Dr Ampaabeng observed that the country generated quite substantial revenue from the oil sector. 

On the average, the oil sector contributes about 16 per cent of the country’s total domestic revenue currently. This is about three per cent of Gross Domestic Product (GDP).

“It tells you that the sector is very important. However, with energy transition fast in progress with countries around the world moving from fossil fuels, it means that our oil will be less in demand on the global market in the near future.

As a result, the revenue that we are generating from our oil sales on the global markets will fall and that will impact negatively on the economy,” he said.

Already, the country is racing against time to increase its domestic revenue because the doors to the international capital markets have been shut as a result of the country’s unsustainable debt levels.

“From the time we started extracting oil to date, the economy has improved due to the foreign cash inflow.

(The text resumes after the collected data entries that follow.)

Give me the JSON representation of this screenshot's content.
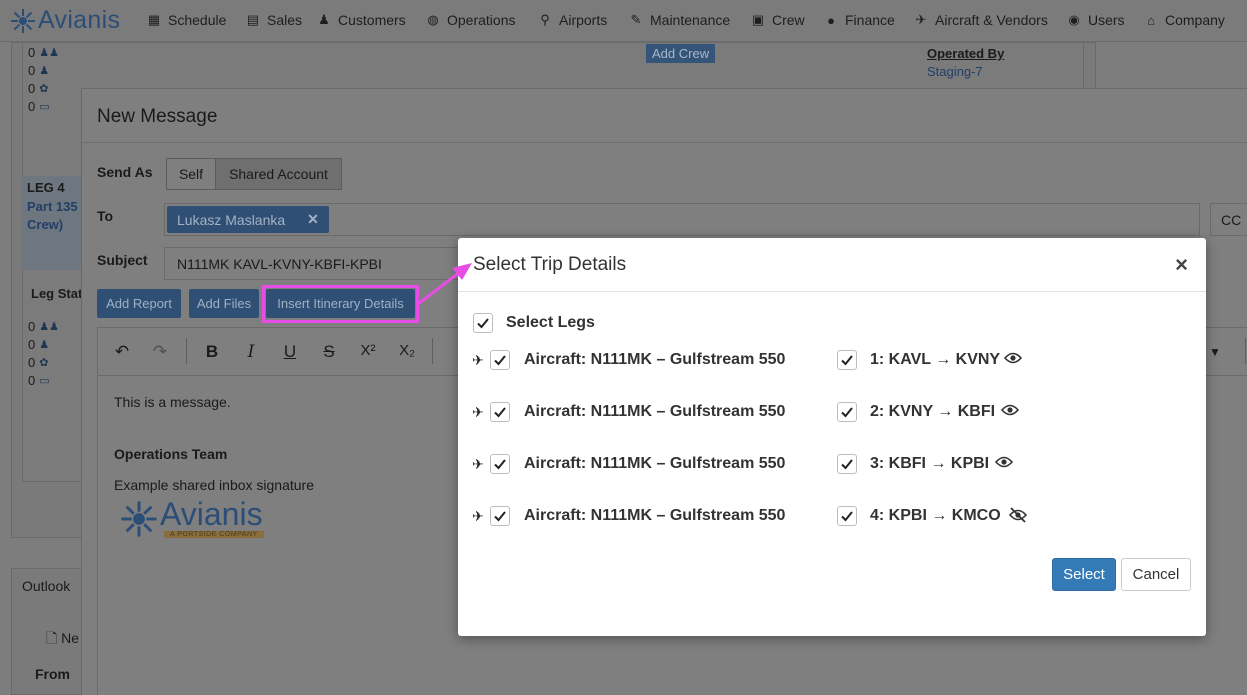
{
  "nav": {
    "logo": "Avianis",
    "items": [
      {
        "label": "Schedule",
        "icon": "calendar-icon"
      },
      {
        "label": "Sales",
        "icon": "document-icon"
      },
      {
        "label": "Customers",
        "icon": "users-icon"
      },
      {
        "label": "Operations",
        "icon": "globe-icon"
      },
      {
        "label": "Airports",
        "icon": "map-pin-icon"
      },
      {
        "label": "Maintenance",
        "icon": "wrench-icon"
      },
      {
        "label": "Crew",
        "icon": "id-card-icon"
      },
      {
        "label": "Finance",
        "icon": "dollar-icon"
      },
      {
        "label": "Aircraft & Vendors",
        "icon": "plane-icon"
      },
      {
        "label": "Users",
        "icon": "user-circle-icon"
      },
      {
        "label": "Company",
        "icon": "building-icon"
      }
    ]
  },
  "background": {
    "counts_top": [
      "0",
      "0",
      "0",
      "0"
    ],
    "counts_bottom": [
      "0",
      "0",
      "0",
      "0"
    ],
    "leg_label": "LEG 4",
    "leg_part": "Part 135",
    "leg_crew": "Crew)",
    "leg_status": "Leg Stat",
    "add_crew": "Add Crew",
    "operated_by_label": "Operated By",
    "operated_by_value": "Staging-7",
    "outlook_tab": "Outlook",
    "from_header": "From",
    "new_button_partial": "Ne"
  },
  "message": {
    "title": "New Message",
    "send_as_label": "Send As",
    "send_as_options": [
      "Self",
      "Shared Account"
    ],
    "to_label": "To",
    "to_recipient": "Lukasz Maslanka",
    "cc_label": "CC",
    "subject_label": "Subject",
    "subject_value": "N111MK KAVL-KVNY-KBFI-KPBI",
    "actions": {
      "add_report": "Add Report",
      "add_files": "Add Files",
      "insert_itinerary": "Insert Itinerary Details"
    },
    "body": {
      "line1": "This is a message.",
      "team": "Operations Team",
      "signature": "Example shared inbox signature",
      "sig_logo": "Avianis",
      "sig_tagline": "A PORTSIDE COMPANY"
    }
  },
  "dialog": {
    "title": "Select Trip Details",
    "select_legs_label": "Select Legs",
    "aircraft_rows": [
      "Aircraft: N111MK – Gulfstream 550",
      "Aircraft: N111MK – Gulfstream 550",
      "Aircraft: N111MK – Gulfstream 550",
      "Aircraft: N111MK – Gulfstream 550"
    ],
    "legs": [
      {
        "label": "1: KAVL → KVNY",
        "visible": true
      },
      {
        "label": "2: KVNY → KBFI",
        "visible": true
      },
      {
        "label": "3: KBFI → KPBI",
        "visible": true
      },
      {
        "label": "4: KPBI → KMCO",
        "visible": false
      }
    ],
    "select_button": "Select",
    "cancel_button": "Cancel"
  },
  "colors": {
    "primary": "#337ab7",
    "annotation": "#e64de5",
    "brand": "#2b4e78"
  }
}
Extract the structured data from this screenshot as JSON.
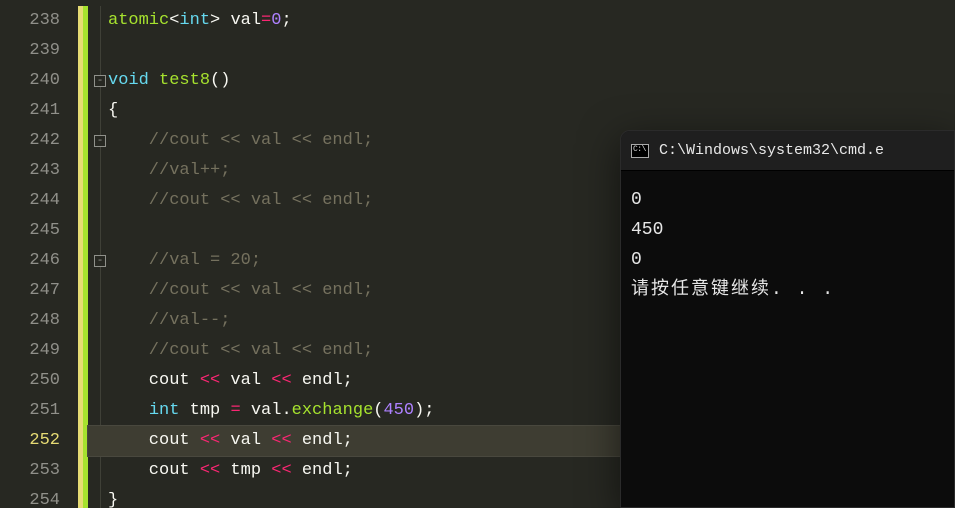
{
  "editor": {
    "lineNumbers": [
      "238",
      "239",
      "240",
      "241",
      "242",
      "243",
      "244",
      "245",
      "246",
      "247",
      "248",
      "249",
      "250",
      "251",
      "252",
      "253",
      "254"
    ],
    "currentLineIndex": 14,
    "lines": [
      {
        "indent": 1,
        "fold": null,
        "tokens": [
          {
            "t": "atomic",
            "c": "type"
          },
          {
            "t": "<",
            "c": "punct"
          },
          {
            "t": "int",
            "c": "kw"
          },
          {
            "t": "> ",
            "c": "punct"
          },
          {
            "t": "val",
            "c": "id"
          },
          {
            "t": "=",
            "c": "op"
          },
          {
            "t": "0",
            "c": "num"
          },
          {
            "t": ";",
            "c": "punct"
          }
        ]
      },
      {
        "indent": 0,
        "fold": null,
        "tokens": []
      },
      {
        "indent": 0,
        "fold": "open",
        "tokens": [
          {
            "t": "void",
            "c": "kw"
          },
          {
            "t": " ",
            "c": "id"
          },
          {
            "t": "test8",
            "c": "fn"
          },
          {
            "t": "()",
            "c": "punct"
          }
        ]
      },
      {
        "indent": 1,
        "fold": null,
        "tokens": [
          {
            "t": "{",
            "c": "punct"
          }
        ]
      },
      {
        "indent": 1,
        "fold": "open",
        "tokens": [
          {
            "t": "    //cout << val << endl;",
            "c": "cmt"
          }
        ]
      },
      {
        "indent": 1,
        "fold": null,
        "tokens": [
          {
            "t": "    //val++;",
            "c": "cmt"
          }
        ]
      },
      {
        "indent": 1,
        "fold": null,
        "tokens": [
          {
            "t": "    //cout << val << endl;",
            "c": "cmt"
          }
        ]
      },
      {
        "indent": 1,
        "fold": null,
        "tokens": []
      },
      {
        "indent": 1,
        "fold": "open",
        "tokens": [
          {
            "t": "    //val = 20;",
            "c": "cmt"
          }
        ]
      },
      {
        "indent": 1,
        "fold": null,
        "tokens": [
          {
            "t": "    //cout << val << endl;",
            "c": "cmt"
          }
        ]
      },
      {
        "indent": 1,
        "fold": null,
        "tokens": [
          {
            "t": "    //val--;",
            "c": "cmt"
          }
        ]
      },
      {
        "indent": 1,
        "fold": null,
        "tokens": [
          {
            "t": "    //cout << val << endl;",
            "c": "cmt"
          }
        ]
      },
      {
        "indent": 1,
        "fold": null,
        "tokens": [
          {
            "t": "    cout ",
            "c": "id"
          },
          {
            "t": "<<",
            "c": "op"
          },
          {
            "t": " val ",
            "c": "id"
          },
          {
            "t": "<<",
            "c": "op"
          },
          {
            "t": " endl",
            "c": "id"
          },
          {
            "t": ";",
            "c": "punct"
          }
        ]
      },
      {
        "indent": 1,
        "fold": null,
        "tokens": [
          {
            "t": "    ",
            "c": "id"
          },
          {
            "t": "int",
            "c": "kw"
          },
          {
            "t": " tmp ",
            "c": "id"
          },
          {
            "t": "=",
            "c": "op"
          },
          {
            "t": " val",
            "c": "id"
          },
          {
            "t": ".",
            "c": "punct"
          },
          {
            "t": "exchange",
            "c": "fn"
          },
          {
            "t": "(",
            "c": "punct"
          },
          {
            "t": "450",
            "c": "num"
          },
          {
            "t": ")",
            "c": "punct"
          },
          {
            "t": ";",
            "c": "punct"
          }
        ]
      },
      {
        "indent": 1,
        "fold": null,
        "tokens": [
          {
            "t": "    cout ",
            "c": "id"
          },
          {
            "t": "<<",
            "c": "op"
          },
          {
            "t": " val ",
            "c": "id"
          },
          {
            "t": "<<",
            "c": "op"
          },
          {
            "t": " endl",
            "c": "id"
          },
          {
            "t": ";",
            "c": "punct"
          }
        ]
      },
      {
        "indent": 1,
        "fold": null,
        "tokens": [
          {
            "t": "    cout ",
            "c": "id"
          },
          {
            "t": "<<",
            "c": "op"
          },
          {
            "t": " tmp ",
            "c": "id"
          },
          {
            "t": "<<",
            "c": "op"
          },
          {
            "t": " endl",
            "c": "id"
          },
          {
            "t": ";",
            "c": "punct"
          }
        ]
      },
      {
        "indent": 1,
        "fold": null,
        "tokens": [
          {
            "t": "}",
            "c": "punct"
          }
        ]
      }
    ],
    "changeBars": [
      "yg",
      "yg",
      "yg",
      "yg",
      "yg",
      "yg",
      "yg",
      "yg",
      "yg",
      "yg",
      "yg",
      "yg",
      "yg",
      "yg",
      "yg",
      "yg",
      "yg"
    ]
  },
  "console": {
    "title": "C:\\Windows\\system32\\cmd.e",
    "icon": "cmd-icon",
    "output": [
      "0",
      "450",
      "0",
      "请按任意键继续. . ."
    ]
  }
}
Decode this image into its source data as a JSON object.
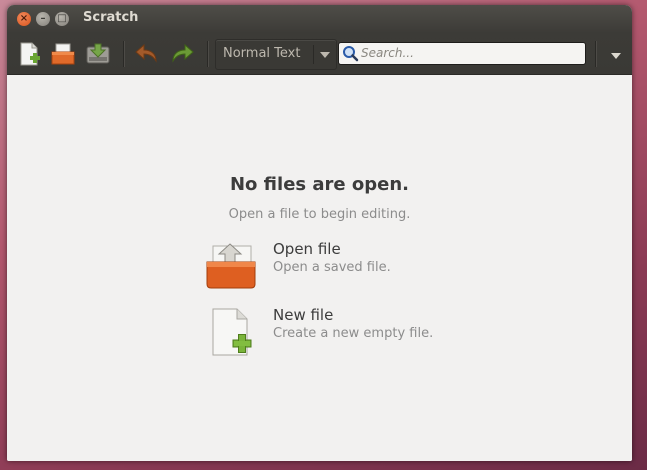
{
  "window": {
    "title": "Scratch",
    "controls": [
      "close",
      "minimize",
      "maximize"
    ]
  },
  "toolbar": {
    "buttons": [
      {
        "icon": "new-document-icon"
      },
      {
        "icon": "open-folder-icon"
      },
      {
        "icon": "save-icon"
      },
      {
        "icon": "undo-icon"
      },
      {
        "icon": "redo-icon"
      }
    ],
    "language_combo": {
      "value": "Normal Text"
    },
    "search": {
      "placeholder": "Search..."
    },
    "menu": {
      "icon": "menu-arrow-icon"
    }
  },
  "welcome": {
    "heading": "No files are open.",
    "subheading": "Open a file to begin editing.",
    "actions": [
      {
        "icon": "open-folder-icon",
        "title": "Open file",
        "description": "Open a saved file."
      },
      {
        "icon": "new-file-icon",
        "title": "New file",
        "description": "Create a new empty file."
      }
    ]
  },
  "colors": {
    "titlebar": "#3c3b37",
    "close_button": "#d8531b",
    "content_bg": "#f2f1f0",
    "desktop": "#b3586e"
  }
}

Without the oil, there will be a bigger trade deficit which will impact our economy. “With the anticipated global fall in demand, Ghana’s revenue from its oil will begin to decline in the future,” Mr Ampaabeng said.

Mitigating the impact

To mitigate the impact, Dr Ampaabeng suggested to government to capitalise on its critical mineral resources such as manganese, iron and lithium as the world transitioned from the use of fossil fuels to renewable energy.

“We now have to take full advantage of the fact that we can also contribute to the transition in terms of supplying the critical minerals,” he added.

He further proposed to the government to also invest more in renewable energy by channelling the revenues generated from oil into the energy transition process. 

A Policy Analyst, Dr Steve Manteaw, said so far, Ghana’s petroleum industry had not witnessed any new investment since ExxonMobil exited in 2021.


Ghana launched its energy transition framework at the COP 27 late last year. 

The framework outlines the country’s commitments and investment targets to achieve a net zero by 2070 with a total budget of $562bn. The budget averages approximately $11bn yearly investment towards cleaner energy. 

Meanwhile, Ghana has a debt to GDP of about 104 per cent and recently suspended the payment of its sovereign debts. 

The country has implemented a domestic debt exchange programme which has negatively affected most businesses and individuals in order to pass an IMF’s debt sustainability test for a bailout programme.